Espaço apresenta inovações
O Juntos para Competir também convidou 19 startups para apresentar tecnologias voltadas ao agronegócio, assim como na edição anterior da Expointer. Entre as estreantes, estava a Ovino Pro, que trabalha com gestão de dados para reduzir a mortalidade e melhorar a eficiência produtiva no segmento. “É um aplicativo para smartphones que monitora aspectos como ganho de peso e escore corporal a partir da entrada de informações”, conta o fundador do negócio, Adriano Freitas, formado em tecnologia da informação e filho de produtor rural de Butiá. Desde abril, a empresa roda projeto piloto, focado na parição. A versão definitiva deve ser lançada ainda este ano, incluindo funcionalidades como ranking de matrizes, notificação de tarefas, identificação dos animais e consulta de dados por meio de câmera fotográfica, entre outras.
As novas exigências de rastreabilidade de frutas e hortaliças e registro de boas práticas, além da possibilidade de agregação de valor aos produtos é o que impulsiona a Agrocloud, do produtor de Flores da Cunha e consultor técnico, Mateus Chiarani. A plataforma integra cadernos de campo — onde o produtor anota incidência de pragas e doenças, histórico fitossanitário e gastos financeiros — com a etiquetagem de produtos, incluindo QR codes que oferecem ao consumidor mais informações sobre a origem da produção. “Noto que existe uma grande dúvida no ar (sobre a legislação), também estamos aqui tranquilizando que há como fazer”, conta Chiarani.
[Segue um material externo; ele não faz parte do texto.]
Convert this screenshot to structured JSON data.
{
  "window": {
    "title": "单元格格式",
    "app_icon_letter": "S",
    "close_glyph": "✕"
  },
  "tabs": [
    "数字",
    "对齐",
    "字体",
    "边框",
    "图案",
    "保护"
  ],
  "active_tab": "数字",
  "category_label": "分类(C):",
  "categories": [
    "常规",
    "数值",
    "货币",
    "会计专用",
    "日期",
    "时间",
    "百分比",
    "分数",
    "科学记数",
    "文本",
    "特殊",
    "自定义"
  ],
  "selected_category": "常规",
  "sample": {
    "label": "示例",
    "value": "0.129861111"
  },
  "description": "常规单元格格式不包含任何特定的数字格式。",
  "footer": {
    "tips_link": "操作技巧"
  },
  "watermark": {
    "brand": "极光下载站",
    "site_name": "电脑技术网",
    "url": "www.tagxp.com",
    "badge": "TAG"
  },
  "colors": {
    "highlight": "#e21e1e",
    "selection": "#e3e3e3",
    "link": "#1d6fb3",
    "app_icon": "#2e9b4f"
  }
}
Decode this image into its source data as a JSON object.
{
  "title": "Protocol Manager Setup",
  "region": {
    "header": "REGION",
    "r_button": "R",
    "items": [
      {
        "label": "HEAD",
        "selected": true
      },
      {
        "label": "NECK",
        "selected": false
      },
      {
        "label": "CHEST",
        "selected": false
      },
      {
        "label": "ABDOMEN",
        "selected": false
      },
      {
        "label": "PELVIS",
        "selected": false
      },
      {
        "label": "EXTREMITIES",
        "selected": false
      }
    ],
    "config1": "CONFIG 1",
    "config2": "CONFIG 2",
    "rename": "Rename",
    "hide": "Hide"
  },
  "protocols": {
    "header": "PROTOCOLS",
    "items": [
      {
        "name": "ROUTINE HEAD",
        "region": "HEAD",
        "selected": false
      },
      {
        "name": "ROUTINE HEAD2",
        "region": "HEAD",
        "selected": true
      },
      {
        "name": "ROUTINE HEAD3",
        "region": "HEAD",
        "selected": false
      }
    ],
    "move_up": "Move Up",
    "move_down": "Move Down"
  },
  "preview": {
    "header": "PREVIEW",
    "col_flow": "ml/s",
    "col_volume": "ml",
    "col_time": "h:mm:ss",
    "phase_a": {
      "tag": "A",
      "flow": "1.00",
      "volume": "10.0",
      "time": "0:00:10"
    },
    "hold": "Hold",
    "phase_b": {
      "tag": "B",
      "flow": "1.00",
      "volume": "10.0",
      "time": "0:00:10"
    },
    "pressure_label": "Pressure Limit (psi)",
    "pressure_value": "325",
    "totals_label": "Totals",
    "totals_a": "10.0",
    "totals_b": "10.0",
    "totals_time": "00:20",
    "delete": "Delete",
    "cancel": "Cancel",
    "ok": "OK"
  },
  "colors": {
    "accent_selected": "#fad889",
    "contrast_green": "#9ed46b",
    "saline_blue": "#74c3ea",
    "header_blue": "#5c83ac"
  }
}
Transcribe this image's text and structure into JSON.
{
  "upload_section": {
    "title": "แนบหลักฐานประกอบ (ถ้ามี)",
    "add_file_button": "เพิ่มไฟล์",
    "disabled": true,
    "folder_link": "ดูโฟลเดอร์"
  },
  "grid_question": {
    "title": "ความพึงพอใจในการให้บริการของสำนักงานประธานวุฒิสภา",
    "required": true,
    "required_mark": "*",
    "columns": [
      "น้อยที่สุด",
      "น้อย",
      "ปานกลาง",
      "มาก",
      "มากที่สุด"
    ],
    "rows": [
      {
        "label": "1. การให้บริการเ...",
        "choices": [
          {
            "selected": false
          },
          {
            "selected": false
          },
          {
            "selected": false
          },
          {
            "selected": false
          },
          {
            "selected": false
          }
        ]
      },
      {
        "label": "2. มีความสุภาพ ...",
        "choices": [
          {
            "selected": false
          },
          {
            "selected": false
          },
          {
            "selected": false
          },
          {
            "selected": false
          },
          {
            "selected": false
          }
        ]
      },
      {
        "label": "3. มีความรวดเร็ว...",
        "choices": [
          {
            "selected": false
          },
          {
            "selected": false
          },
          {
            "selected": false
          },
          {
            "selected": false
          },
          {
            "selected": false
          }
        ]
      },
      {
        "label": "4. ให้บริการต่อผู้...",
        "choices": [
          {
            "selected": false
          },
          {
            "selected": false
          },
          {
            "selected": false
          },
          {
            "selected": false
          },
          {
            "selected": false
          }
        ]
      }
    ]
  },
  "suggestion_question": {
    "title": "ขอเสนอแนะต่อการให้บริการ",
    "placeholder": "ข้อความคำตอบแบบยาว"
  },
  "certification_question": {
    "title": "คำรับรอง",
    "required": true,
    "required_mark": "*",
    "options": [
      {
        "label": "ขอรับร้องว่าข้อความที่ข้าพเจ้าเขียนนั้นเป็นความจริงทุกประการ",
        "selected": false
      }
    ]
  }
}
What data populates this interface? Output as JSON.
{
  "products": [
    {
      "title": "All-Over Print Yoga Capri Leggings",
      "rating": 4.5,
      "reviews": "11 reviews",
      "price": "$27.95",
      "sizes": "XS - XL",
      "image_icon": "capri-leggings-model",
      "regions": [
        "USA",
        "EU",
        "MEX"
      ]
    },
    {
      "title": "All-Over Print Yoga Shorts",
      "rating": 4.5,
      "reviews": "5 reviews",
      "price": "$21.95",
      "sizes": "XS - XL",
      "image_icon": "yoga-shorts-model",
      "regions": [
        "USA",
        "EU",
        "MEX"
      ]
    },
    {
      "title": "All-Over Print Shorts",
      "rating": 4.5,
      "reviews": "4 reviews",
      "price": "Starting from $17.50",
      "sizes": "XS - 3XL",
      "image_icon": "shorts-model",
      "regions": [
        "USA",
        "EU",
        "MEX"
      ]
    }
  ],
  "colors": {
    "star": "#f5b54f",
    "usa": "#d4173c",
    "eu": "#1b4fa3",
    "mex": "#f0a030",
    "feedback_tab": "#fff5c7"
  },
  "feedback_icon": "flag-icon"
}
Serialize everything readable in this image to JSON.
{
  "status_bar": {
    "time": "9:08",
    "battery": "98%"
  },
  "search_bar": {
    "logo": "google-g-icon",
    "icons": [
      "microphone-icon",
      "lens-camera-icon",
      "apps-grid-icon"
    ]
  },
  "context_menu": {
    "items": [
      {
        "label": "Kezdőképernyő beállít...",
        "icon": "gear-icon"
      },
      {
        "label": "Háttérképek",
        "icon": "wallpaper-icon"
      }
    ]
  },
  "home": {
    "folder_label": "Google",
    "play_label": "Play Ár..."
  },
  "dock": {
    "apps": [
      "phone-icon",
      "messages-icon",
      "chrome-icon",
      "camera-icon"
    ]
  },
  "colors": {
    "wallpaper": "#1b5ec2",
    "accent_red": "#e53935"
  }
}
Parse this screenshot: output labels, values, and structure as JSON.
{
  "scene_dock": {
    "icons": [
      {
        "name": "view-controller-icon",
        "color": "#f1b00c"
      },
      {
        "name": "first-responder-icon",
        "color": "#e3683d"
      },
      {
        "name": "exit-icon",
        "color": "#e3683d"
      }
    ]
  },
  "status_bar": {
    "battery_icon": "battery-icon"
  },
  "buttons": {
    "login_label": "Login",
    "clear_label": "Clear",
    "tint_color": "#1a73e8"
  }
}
As conexões na Expointer geraram resultados positivos para agricultores e empresas. Especializada na prestação de serviço de aplicação de defensivos químicos e biológicos por meio de drones, a startup Arpac fechou negócio para pulverizar 52 hectares de arroz em sete propriedades na região de Santa Cruz do Sul. O interesse surgiu pela inviabilidade de os produtores executarem aviação agrícola na área, em razão da proximidade com o perímetro urbano. “Esse é um perfil de produtor a que podemos nos aproximar bastante nos próximos anos”, destaca o diretor da empresa, Eduardo Guerl.
De acordo com o chefe da Divisão de Estudos Avançados e Inovação do Senar-RS, Antônio da Luz, trabalhar a inovação no agronegócio é uma meta clara das entidades. “Estamos vendo um potencial empreendedor imenso. Muitas startups estão surgindo na áreas da indústria, da logística e de mercado. Queremos ver esse mesmo movimento no meio rural”, afirma. As demais empresas no espaço foram Progat, Digirodeo, Falker, Alpagro, Elysios, Tryber, Prediza, Multibolsas, Acerto Fácil, Sky Drones, Essent Agro, Central do Boi, Equiper Fresh, Partamon, Raks e Eirene Solutions. Vinte e quatro startups ainda participaram do desafio Like a Farmer, do Sebrae/RS, vencida pela startup Jetbov, de Joinville (SC). Ela apresentou uma plataforma inovadora para controle do gado de corte e gestão da fazenda.